I will give you a lifetime together, and I mean the lifetime you are due, and you will have your afternoon of happiness, I promise this, and I am YY who makes all of you, so I can do what I say.

 

I caught up the bridle willingly and jumped onto Nixva’s back, barefoot; Kirith Kirin took off like lightning on the Keikin and we followed. I realized I had left my boots at the creek, but I figured I would come back for them sometime, or they would be there, if anyone else needed them. There would be more boots at Inniscaudra. So I rode barefoot, and Nixva tossed his head when I sat on his back again.

 

We rode to Immorthraegul, the flank that overlooks Durassa’s Park, and in the clear noon we sat there, and he shared the food he’d brought.

 

She said Kirith Kirin would be King one more time, for as long as he lived, and after there would be no more King or Queen, but the world would change again.

 

We had the day ahead of us, now that we had found each other.
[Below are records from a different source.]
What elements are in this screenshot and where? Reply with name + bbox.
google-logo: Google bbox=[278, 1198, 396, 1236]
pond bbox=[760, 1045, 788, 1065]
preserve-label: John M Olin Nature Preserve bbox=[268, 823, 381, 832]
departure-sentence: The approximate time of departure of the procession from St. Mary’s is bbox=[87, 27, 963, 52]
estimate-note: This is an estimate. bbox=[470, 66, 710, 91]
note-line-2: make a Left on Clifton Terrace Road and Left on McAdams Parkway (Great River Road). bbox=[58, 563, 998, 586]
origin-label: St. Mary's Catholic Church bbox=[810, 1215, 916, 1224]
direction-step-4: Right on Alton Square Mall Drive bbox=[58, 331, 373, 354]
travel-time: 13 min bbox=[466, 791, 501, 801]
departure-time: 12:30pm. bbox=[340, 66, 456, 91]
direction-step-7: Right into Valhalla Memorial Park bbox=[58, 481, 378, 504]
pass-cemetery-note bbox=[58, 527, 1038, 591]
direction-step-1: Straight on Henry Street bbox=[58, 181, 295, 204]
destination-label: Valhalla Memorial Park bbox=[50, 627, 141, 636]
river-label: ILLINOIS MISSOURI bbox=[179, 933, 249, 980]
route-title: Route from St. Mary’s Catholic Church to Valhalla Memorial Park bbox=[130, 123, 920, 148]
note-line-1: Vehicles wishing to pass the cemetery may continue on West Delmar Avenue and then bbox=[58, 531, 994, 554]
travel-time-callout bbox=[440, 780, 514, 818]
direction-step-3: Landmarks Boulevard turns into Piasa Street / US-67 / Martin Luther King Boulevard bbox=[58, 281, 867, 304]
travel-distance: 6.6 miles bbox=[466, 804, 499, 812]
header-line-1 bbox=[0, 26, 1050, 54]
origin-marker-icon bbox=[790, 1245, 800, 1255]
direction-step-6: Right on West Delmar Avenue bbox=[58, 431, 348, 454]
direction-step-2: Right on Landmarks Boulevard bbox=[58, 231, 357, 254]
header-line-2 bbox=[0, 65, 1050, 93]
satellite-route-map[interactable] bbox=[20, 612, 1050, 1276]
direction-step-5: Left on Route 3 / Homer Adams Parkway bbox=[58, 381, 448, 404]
We had only to cross Durassa’s Park sometime before sundown, and ride up Vath Invaths to that great house that would be our home, or one of our homes, for as long as we lived. As I had learned, that might be a very long time.

 

Only one of the Jhinuuserret will stay behind, in my house, this one where I stand, until the end of all the worlds that I and all the others have made.

 

That was the first day he called me by my two names together. We were walking along the shrine path on top of Immorthraegul, and we looked across Illaeryn at the clear sky. “You never did understand what it meant, when the Sisters called you to the field that day, did you? Before we went south. Answer me, Jessex Yron.”

 

Said with that inflection, I understood.

 

A mortal magician could not have lived a hundred years. Not even asleep.

 

S
he took Athryn Ardfalla, and Sylvis Mnemorel followed, by her own choice. She took Mordwen Illythin because it was his time. Ren Vael died and Pel Pelathayn died when Cordyssa was burned, so they have already gone.

 

She took Evynar Ydhiil, home to Zaeyn at last
.

 

A day will come when this will be over, and all this joy will turn to sorrow, I suppose. But that day we were together, and happy, and the thing we had fought for was won. No one wanted anything of either of us, except what we wanted of each other. And I could dig my bare toes in the winter grass.

 

We lost the world we knew when she came. She brought us another.

 

We walked across the hilltop, passed the shrine, then started downward at the turn of light. We would have time to cross Durassa’s Park without hurry.

 

 

 

 

 
Afterword: ANESEVEROTH
 

This war has come to be known as the Third War of the Sorcerers, following the first between Falamar and Jurel and the second between Kentha and Drudaen. Often enough, though, it is simply called the Long War. Archival records in Ivyssan government buildings that survived indicate that at the beginning of the war the population of Aeryn was close to four million, split nearly equally along the lines of Anynae and Jisraegen, with the Verm counted among the Jisraegen, along with three hundred thousand of the people of Drii, and unknown numbers of Tervan, Svyssn and beings beyond our ken. During the war about a half million people of both races took refuge in Arthen and escaped the main force of the conflict. At no time did shadow fall on Arthen and remain. To feed these folks, crops were planted in the Woodland for the first time in ages, and in certain areas trees were felled to make fields, though nowhere near the duraelaryn. The cultivated land was returned to its forest state at the end of the war. Thus the population inside Arthen never suffered from the dreadful famines that swept the rest of the country, if not at the beginning of the war then certainly by the end of it. At the end of the three generations that the war crossed, the numbers inside Arthen increased to about six hundred thousand, most of the population growth coming from new refugees, this according to counts Kirith Kirin ordered to be taken from time to time.